ぞうのくれよんは、とても大きなくれよん。青で描いたら、カエルが池とまちがえてとびこんじゃった。でも、まだまだ描きたいんだ。今度は何色を使おうかな……!?

『ぼくのくれよん』を読んだ感想:

絵が描きたくて仕方がなくなるようなクレヨン、私も欲しかったですね。私は絵が描けなくて悩む子供でした。

一年生の時私の隣に座ったのは、クラス一絵の上手い男の子、I君。サッカーをしていない日は毎日休み時間に絵を描いていました。特に人を上手に描くので、私はそれを憧れの目で見ていました。

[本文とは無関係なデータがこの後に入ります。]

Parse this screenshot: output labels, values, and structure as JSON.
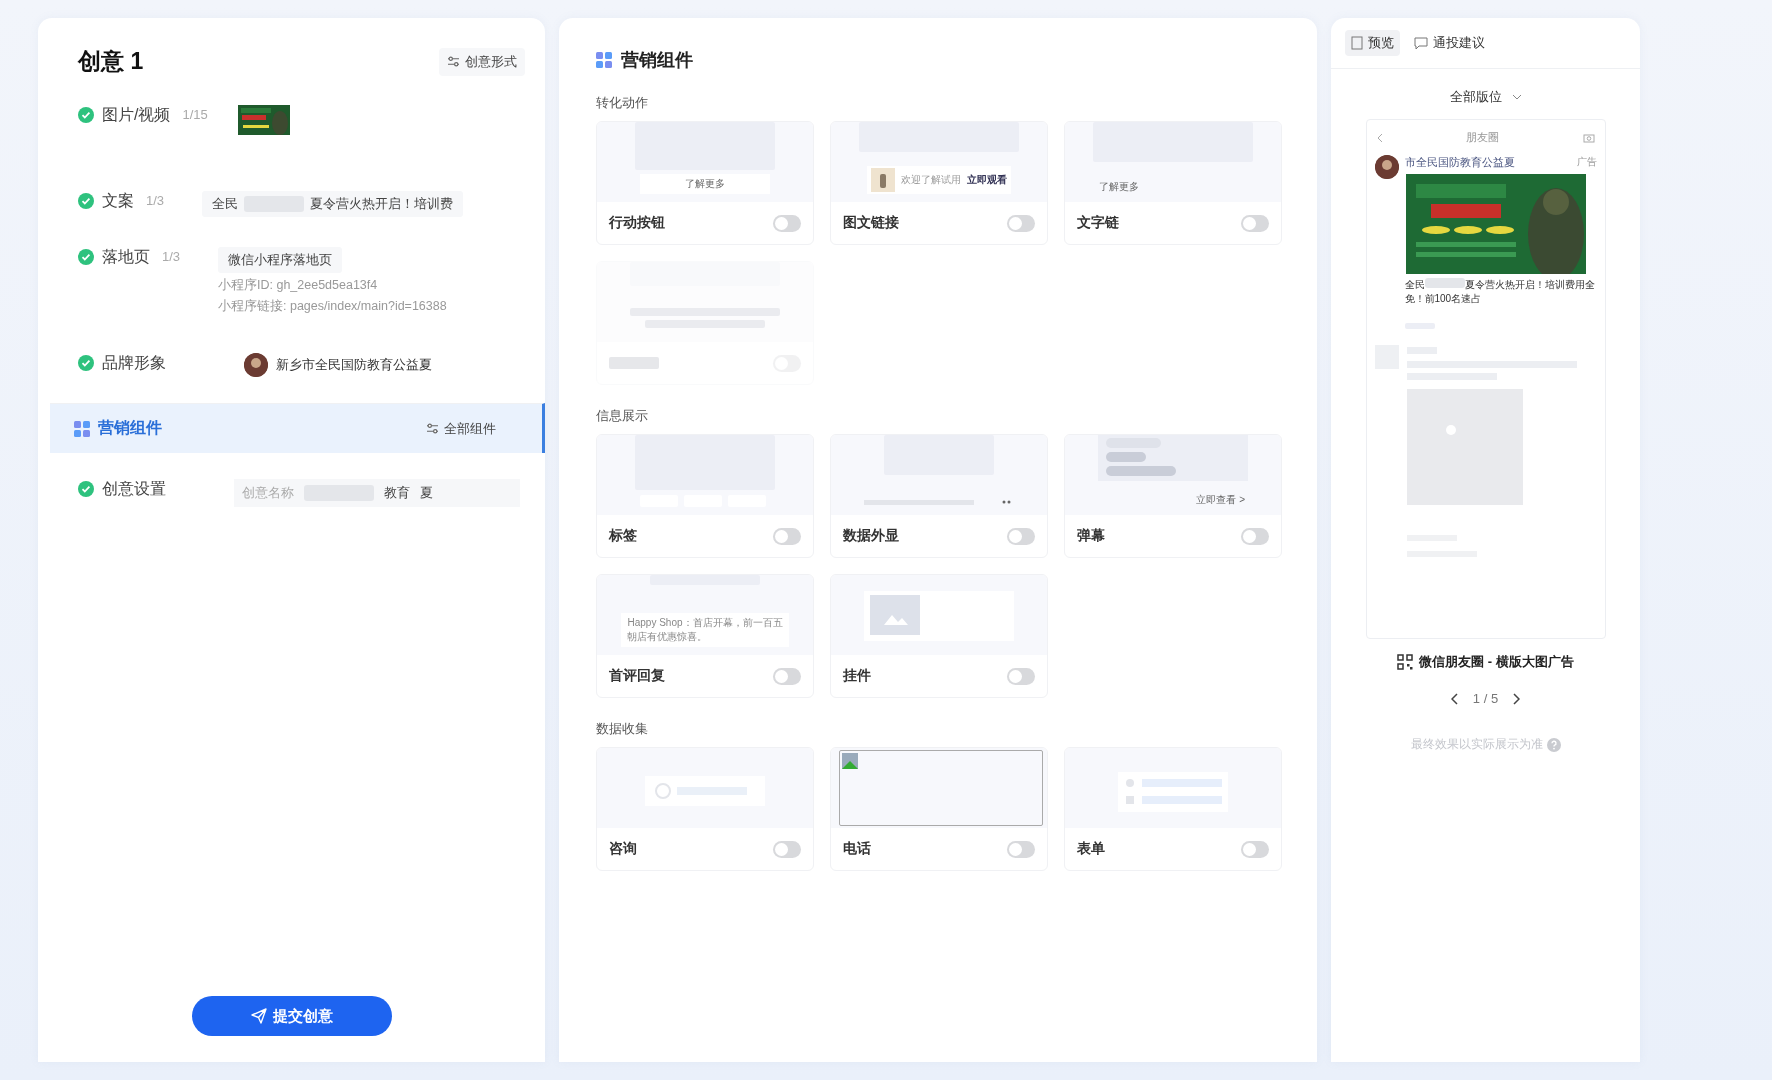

そんなある日、授業で絵を描くことになりました。私はクレヨンを出したものの何を描いたらいいかわからず、ただ白い紙を見つめていました。ふと横を見ると、I君はすでに紙の半分が埋まるほど描いていました。私はしばらくそれを見ていたのですが、突然閃いたのです。
「コピーすればいいんだ」

私は早速I君の絵を写し始めました。人の顔を描き身体を描き、それから顔をオレンジ色で塗りました。背景のいくつかもコピーしました。私は紙が埋まったことに満足して、それを先生に提出しました。ところがその絵は授業参観のために、教室の壁に貼られることになったのです。それは計算外だったので、私はちょっと焦りました。「I君の絵を写したのがバレる。。。」

壁にクラス全員の子供達の絵が貼り終わった後、I君が近寄ってきて言いました。
「ぼくみたいな絵を描くんだね。自分のと見間違えちゃった。上手だね。」
そう言って彼はサッカーをするために外へ行ってしまいました。私はその場に一人残り、I君の言葉を頭の中で何度も繰り返しました。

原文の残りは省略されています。